The last days of General Hospital

The big move is coming soon, perhaps as early as Friday, for hundreds of patients of the old County USC General Hospital in Boyle Heights. The patients and staff of the old hospital are not going very far, just next door into a new facility. But what will happen to the Moderne-style tower, which opened its doors in December 1933 with more than 1,600 beds?

It’s hard to imagine that the aging hospital, designed by Allied Architects, was once regarded as a state-of-the art medical facility, as cutting edge as its glass and steel replacement next door. General Hospital’s opening, according to one account, was regarded by the local press as a major civic accomplishment during the Great Depression:

“Cream-white in the noonday sun—gold tinted in the afternoon haze, looming black against the stars at night—the Los Angeles County General Hospital rounds a hilltop with its soaring mass of concrete, the greatest single monument to that command ‘Heal the sick’ ever erected by an American community.”
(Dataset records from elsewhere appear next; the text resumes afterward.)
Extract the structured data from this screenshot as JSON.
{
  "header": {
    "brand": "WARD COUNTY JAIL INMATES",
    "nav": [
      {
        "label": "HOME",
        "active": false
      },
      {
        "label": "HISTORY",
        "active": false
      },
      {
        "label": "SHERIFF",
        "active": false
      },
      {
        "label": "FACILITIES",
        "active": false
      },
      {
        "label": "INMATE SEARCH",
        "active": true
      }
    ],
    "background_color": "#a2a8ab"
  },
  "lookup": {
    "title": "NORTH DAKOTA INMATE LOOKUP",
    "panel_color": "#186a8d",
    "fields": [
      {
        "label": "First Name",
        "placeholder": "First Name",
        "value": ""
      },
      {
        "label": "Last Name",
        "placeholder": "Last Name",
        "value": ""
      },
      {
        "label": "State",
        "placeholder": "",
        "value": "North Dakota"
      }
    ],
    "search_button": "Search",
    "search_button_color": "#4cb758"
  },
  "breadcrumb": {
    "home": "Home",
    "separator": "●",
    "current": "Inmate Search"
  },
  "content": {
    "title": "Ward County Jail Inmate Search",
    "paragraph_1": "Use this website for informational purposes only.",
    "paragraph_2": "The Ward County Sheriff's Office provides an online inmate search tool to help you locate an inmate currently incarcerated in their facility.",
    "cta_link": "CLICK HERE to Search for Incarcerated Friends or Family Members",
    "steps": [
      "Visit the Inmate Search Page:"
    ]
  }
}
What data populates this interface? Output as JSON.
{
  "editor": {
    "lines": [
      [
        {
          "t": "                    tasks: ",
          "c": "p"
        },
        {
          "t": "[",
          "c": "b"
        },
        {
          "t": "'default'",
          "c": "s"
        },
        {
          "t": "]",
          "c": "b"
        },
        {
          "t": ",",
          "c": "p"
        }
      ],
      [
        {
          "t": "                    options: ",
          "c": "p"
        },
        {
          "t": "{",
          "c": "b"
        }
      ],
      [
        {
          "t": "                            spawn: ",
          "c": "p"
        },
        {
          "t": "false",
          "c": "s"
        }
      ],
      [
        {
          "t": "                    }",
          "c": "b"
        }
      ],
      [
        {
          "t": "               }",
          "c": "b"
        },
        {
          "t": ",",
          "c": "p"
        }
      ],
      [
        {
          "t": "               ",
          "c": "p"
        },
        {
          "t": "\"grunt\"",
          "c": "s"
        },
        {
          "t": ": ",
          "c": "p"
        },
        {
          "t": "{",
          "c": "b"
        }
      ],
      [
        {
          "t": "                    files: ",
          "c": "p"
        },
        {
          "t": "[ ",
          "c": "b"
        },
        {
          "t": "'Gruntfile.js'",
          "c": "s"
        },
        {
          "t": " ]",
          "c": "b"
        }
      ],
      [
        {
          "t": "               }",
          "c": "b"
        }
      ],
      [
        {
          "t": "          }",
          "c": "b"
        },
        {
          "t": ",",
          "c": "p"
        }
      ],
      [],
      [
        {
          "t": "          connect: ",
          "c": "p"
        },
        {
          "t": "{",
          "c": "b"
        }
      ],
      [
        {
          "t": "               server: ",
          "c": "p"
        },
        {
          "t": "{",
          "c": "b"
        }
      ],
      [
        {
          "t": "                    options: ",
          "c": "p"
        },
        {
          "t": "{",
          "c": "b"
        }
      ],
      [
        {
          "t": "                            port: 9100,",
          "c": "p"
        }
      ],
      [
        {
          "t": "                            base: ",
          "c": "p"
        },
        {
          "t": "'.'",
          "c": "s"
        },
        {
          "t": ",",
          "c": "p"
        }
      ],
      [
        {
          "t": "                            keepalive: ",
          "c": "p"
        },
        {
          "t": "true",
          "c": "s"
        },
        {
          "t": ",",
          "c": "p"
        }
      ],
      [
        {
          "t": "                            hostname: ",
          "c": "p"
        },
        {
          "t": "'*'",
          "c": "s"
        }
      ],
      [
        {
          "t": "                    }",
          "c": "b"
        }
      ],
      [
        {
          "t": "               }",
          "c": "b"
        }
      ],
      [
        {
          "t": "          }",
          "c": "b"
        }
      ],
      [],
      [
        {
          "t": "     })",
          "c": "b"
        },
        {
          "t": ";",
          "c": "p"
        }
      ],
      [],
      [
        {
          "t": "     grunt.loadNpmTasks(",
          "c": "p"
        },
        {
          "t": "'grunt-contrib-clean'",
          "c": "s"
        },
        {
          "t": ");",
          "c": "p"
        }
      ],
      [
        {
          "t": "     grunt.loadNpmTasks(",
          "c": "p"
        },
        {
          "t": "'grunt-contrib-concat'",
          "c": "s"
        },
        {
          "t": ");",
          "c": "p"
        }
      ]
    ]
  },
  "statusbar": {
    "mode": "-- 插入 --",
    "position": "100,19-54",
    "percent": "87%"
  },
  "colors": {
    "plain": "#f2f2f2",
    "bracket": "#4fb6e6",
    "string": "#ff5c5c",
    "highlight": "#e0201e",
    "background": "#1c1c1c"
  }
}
So far, the only immediate plans for General Hospital, which was featured in the opening credits of the soap opera of the same name, are to convert the basement through the fifth floor into office space, said hospital spokeswoman Adelaida DeLaCerda. The remainder of the 18-story tower, however, will remain empty.

The ceiling murals in the entry alcove painted by Hugo Ballin will also be preserved as will “The Angel of Mercy,” one of three stone figures carved by sculptor S. Cartaino Scarpitta, that looks down on patients as they walk through the main entrance.

“It remains the way it is,” DeLaCerda said. “All that will be left intact.”